The stock market is getting walloped today and the reason is grave: Greece, dogged by enormous debt and an anemic economy, may be about to walk away from its German creditors.
Greek Prime Minister Alexis Tsipras has called for a referendum over the latest concessions demanded by Germany and the Troika of global banking institutions. Votes will be cast on Sunday and Tsipras is actively campaigning against Greek cooperation. Four days earlier comes Tuesday, which is the deadline for Greece forking over an additional 1.6 billion euros to the International Monetary Fund. It’s now unknown whether Tsipras intends to default.
What is known is that the uncertainty is causing Greeks to party like it’s 1930. NBC News reports:
Greece imposed restrictions on money withdrawals and banking transactions to keep its financial system from collapsing due to a run on the banks.
Anxious Greeks rushed to ATMs to withdraw cash after Prime Minister Alexis Tsipras called late Friday for a referendum on the creditors’ reform proposals. …
Meanwhile, retirees lined up just after dawn at bank branches hoping they would be able to receive their pensions, which were due to be paid Monday. The finance ministry said the manner in which pensions would be disbursed would be announced later in the afternoon.
The president of the European Commission has declared that Greece’s departure from the euro is not an option, but even the most impenetrable of Eurocrats must comprehend that their little science project is falling apart. This weekend’s referendum isn’t just about the current bailout package; a “no” vote will effectively jettison Greece from the euro and resurrect their old drachma currency. A “Grexit,” the prospect of which has long triggered dramatic sting music in the minds of European financial ministers, is looming over the Continent.
And why not? The referendum is likely a leverage tactic by Tsipras—who’s resorted to such risibly desperate measures in the past as calling on Germany to pay Greece Nazi war reparations—but it intersects with one of the seminal themes of his election campaign last year: giving the Greek people a choice. Why should Athens, fuzzily remembered as the “birthplace of democracy,” have its finances determined in the back room of a foreign accounting office?
Those finances were wrecked in the first place by the Greeks and can only be fixed by the Greeks. A befuddled Jean-Claude Juncker, head of the European Commission, said today that Tsipras’ hardball negotiating tactics were “not worthy of the great Greek nation.” He’s thinking too much of Menelaus and not enough of Marx. Thanks to Greece’s socialist policies, its economy has long been creaking under the weight of crushing debt.
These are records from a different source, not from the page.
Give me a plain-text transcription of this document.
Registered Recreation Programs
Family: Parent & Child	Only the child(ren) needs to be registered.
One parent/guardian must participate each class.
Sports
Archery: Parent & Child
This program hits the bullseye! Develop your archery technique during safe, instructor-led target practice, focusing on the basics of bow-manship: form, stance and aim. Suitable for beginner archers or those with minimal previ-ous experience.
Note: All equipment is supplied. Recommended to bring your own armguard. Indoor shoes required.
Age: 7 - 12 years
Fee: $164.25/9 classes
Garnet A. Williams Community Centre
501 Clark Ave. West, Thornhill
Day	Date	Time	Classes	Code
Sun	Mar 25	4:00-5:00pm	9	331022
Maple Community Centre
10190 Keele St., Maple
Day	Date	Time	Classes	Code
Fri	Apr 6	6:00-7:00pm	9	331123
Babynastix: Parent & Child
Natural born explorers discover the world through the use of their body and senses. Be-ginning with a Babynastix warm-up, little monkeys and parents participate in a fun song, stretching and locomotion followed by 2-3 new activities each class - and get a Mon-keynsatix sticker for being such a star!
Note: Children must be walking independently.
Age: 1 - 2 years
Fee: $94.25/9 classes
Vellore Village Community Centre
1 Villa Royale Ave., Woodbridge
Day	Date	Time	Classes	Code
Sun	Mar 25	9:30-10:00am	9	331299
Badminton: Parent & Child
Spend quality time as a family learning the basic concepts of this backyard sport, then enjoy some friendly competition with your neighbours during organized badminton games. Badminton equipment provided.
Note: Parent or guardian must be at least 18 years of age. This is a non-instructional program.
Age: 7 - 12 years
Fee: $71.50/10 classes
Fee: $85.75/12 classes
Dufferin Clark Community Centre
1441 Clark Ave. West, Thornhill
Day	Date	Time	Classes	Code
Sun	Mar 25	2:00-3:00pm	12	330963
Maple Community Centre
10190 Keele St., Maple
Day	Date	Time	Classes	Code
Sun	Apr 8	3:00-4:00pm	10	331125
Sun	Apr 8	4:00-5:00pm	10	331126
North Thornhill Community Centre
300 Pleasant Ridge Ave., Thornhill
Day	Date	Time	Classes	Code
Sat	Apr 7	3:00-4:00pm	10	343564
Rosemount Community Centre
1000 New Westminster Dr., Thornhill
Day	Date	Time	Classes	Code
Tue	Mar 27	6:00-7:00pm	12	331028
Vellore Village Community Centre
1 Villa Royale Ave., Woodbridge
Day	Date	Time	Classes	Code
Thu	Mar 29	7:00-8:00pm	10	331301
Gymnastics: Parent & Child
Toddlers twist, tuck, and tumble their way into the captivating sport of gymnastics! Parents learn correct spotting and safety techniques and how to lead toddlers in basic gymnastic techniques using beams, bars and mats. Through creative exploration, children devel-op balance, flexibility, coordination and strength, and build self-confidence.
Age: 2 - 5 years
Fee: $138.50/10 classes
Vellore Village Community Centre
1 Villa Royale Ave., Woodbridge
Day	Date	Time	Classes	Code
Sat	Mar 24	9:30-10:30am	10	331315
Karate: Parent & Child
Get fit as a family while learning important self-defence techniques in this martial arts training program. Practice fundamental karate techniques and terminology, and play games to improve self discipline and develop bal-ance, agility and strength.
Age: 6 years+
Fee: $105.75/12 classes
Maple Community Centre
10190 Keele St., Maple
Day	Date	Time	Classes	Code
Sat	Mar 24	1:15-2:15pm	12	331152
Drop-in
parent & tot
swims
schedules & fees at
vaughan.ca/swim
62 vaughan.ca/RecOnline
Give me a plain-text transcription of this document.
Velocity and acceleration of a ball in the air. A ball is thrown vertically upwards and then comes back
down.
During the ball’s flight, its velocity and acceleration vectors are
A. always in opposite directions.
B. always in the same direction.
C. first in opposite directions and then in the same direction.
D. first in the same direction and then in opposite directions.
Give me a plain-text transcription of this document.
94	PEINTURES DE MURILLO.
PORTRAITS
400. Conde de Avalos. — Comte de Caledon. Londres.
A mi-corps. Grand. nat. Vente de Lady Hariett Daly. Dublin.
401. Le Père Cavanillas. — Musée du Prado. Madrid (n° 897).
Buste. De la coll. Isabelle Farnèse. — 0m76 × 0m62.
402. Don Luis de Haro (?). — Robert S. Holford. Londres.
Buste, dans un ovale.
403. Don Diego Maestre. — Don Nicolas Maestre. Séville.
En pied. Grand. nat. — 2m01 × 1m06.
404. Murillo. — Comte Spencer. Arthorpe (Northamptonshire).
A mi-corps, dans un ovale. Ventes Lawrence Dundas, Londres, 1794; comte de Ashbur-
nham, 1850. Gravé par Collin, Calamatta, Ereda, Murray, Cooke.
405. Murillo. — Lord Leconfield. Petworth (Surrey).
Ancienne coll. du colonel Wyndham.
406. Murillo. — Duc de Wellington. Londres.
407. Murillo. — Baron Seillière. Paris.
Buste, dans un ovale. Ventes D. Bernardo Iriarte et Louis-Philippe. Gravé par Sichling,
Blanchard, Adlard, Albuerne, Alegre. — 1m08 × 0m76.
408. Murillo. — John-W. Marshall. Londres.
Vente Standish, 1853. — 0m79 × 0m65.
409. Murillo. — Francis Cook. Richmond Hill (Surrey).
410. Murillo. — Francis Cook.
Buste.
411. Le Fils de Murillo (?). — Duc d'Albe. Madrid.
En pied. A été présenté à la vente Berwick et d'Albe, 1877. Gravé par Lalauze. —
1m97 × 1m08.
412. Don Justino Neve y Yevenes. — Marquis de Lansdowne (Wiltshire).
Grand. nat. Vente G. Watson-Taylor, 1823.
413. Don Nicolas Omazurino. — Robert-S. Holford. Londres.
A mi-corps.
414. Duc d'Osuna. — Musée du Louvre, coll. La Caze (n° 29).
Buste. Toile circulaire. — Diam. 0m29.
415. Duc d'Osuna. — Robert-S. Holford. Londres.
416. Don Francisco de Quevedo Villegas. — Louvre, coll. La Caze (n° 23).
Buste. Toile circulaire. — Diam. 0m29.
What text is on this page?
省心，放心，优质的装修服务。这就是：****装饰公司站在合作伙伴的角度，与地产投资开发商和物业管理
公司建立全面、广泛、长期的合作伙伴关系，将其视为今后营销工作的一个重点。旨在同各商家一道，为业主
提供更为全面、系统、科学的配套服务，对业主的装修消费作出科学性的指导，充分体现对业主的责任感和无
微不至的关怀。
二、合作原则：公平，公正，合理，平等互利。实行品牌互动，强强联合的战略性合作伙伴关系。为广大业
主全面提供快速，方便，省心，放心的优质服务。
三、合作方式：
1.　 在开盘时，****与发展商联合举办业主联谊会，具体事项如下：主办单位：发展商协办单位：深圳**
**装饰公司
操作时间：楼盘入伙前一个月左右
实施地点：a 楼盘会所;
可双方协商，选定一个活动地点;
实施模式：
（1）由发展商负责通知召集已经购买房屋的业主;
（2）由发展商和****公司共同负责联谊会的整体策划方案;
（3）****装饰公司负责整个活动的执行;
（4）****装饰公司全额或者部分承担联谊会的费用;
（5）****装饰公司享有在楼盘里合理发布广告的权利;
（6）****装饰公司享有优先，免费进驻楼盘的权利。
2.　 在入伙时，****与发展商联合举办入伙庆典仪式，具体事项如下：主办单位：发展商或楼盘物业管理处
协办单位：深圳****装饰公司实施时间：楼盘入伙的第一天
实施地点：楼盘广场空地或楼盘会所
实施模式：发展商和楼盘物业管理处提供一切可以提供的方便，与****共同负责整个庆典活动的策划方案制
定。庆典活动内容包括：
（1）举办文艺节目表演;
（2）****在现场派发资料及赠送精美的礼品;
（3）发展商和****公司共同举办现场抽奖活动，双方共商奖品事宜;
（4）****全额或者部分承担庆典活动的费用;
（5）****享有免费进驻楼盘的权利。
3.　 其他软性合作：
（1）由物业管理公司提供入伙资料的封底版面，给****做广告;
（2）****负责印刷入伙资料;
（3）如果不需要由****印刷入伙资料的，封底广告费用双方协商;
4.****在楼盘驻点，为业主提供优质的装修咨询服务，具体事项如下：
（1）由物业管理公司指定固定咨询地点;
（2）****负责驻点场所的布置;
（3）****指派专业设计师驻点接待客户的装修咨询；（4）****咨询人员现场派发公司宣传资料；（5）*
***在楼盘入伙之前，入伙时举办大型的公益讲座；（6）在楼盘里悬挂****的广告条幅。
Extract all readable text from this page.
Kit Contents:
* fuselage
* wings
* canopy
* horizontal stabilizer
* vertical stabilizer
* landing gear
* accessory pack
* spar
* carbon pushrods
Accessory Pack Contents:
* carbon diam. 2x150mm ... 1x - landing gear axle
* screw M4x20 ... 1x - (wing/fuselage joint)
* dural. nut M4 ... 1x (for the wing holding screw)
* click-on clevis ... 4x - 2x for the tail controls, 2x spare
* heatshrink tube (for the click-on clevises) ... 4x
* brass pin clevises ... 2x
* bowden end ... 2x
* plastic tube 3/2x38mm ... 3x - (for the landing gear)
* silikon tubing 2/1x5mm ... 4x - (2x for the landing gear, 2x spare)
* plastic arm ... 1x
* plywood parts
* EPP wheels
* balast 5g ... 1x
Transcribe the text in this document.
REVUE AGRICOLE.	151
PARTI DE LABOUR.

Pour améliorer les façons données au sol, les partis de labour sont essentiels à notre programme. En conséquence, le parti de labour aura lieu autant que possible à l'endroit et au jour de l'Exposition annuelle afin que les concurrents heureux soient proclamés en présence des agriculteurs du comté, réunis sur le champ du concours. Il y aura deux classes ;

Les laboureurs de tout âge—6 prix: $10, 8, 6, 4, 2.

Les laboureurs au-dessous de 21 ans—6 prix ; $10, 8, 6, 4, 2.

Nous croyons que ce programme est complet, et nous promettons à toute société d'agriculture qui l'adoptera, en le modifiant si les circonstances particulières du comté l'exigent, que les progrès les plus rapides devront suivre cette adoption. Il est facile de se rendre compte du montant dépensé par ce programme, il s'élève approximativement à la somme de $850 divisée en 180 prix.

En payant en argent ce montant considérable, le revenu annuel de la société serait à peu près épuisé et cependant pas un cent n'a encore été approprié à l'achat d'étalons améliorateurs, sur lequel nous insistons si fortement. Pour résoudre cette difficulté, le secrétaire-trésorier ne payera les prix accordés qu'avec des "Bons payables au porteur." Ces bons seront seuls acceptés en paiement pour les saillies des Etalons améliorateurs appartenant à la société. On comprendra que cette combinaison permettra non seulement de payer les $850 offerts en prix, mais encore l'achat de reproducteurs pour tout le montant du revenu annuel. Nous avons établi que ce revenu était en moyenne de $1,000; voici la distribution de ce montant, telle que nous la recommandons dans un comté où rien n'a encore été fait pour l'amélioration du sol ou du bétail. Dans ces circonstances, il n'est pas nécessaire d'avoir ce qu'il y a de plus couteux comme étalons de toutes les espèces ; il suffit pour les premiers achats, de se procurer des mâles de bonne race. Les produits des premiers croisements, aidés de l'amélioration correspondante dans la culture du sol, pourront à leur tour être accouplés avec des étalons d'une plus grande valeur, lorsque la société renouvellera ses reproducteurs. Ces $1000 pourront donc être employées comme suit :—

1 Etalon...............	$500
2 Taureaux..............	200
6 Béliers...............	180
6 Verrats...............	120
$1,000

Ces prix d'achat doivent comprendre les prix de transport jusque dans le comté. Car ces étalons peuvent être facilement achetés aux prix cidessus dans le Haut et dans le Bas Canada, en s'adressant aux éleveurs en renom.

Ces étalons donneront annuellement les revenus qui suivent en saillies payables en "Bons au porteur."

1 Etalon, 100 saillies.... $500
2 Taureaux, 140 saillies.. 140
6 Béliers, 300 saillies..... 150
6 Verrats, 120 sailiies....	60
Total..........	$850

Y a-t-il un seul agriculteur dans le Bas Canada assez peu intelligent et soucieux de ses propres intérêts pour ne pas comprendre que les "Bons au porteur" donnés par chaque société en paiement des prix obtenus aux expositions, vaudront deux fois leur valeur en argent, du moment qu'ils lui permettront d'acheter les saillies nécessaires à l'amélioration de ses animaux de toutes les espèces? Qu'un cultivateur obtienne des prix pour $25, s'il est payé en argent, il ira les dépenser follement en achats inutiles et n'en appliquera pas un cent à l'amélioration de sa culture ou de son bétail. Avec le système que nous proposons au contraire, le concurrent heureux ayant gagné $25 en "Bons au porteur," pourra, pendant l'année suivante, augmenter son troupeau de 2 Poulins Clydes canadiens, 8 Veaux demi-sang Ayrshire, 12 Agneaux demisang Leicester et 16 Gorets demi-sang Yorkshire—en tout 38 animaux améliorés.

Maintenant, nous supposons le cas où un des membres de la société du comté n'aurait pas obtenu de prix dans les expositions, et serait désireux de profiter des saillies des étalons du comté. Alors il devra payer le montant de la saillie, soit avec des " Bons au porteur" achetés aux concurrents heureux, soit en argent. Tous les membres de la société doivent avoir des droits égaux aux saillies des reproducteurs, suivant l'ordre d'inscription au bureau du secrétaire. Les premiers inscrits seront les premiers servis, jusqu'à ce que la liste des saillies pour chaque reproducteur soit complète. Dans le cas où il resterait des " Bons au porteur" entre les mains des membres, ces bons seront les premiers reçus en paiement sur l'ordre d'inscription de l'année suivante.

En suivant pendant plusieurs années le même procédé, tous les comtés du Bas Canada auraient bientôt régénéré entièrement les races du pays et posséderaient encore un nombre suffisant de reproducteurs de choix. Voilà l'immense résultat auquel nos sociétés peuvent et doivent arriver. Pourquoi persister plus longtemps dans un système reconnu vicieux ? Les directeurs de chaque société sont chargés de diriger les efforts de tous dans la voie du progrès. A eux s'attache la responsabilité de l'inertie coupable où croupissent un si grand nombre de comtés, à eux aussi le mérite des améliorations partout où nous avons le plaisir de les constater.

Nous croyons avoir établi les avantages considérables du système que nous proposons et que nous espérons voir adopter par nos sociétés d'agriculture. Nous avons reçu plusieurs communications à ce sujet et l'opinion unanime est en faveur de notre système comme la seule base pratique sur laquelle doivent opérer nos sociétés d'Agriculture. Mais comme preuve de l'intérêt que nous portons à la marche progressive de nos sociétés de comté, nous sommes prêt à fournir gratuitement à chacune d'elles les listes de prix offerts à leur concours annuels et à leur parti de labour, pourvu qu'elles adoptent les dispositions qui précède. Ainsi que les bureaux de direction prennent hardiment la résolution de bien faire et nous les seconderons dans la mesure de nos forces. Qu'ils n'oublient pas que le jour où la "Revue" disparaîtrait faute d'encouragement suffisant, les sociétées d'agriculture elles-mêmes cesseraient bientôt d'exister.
It only endured in the debt-averse European Union because, with the help of Wall Street honchos like Goldman Sachs, it cunningly concealed its red ink for over a decade.
That debt is often attributed to the fact that “Greeks don’t pay their taxes,” which has now reached near-aphorism status among economic writers. But rarely does anyone explore the reasons for all this tax dodging. As Nathan Lewis has observed, “Greece’s 45% payroll tax rate, plus its 23% VAT rate, plus a personal income tax system with a top rate of 46% (and the 32% rate hitting at only 26,000 euros of income), makes business activity basically impossible … unless you evade the taxes.” Recent “austerity” measures imposed by Europe have only added to the burden.
Those taxes, along with regulations and iron-fisted labor unions, have pulverized Greece’s private sector. The Germans, being the Germans, figured early on that they could help fix Greece with some old-fashioned efficiency, and recommended a suite of reforms to make the Greek economy more competitive. The Greeks, being the Greeks, reacted like were being counseled by extraterrestrials—their planners were unable to conceive of, let alone implement, much of the German plan.
What is that other than a synecdoche for the entire failed European Union experiment? Nations with different histories and different interests can’t be expected to step in time to the same political and monetary music, especially when it’s being played by distant European suits. Greece’s woes are as much cultural as they are economic, and Germany can no more reengineer Greek culture than America was able to reengineer Iraqi culture.
A Grexit would sledgehammer Greece’s economy and devalue the newly returned drachma. If polls in advance of Sunday’s referendum are any indication, despite Tsipras’ exhortations, exhausted Greeks may not be willing to take that risk. But what other course is there? How else can Greece survive in the long term except by freeing itself to change from within?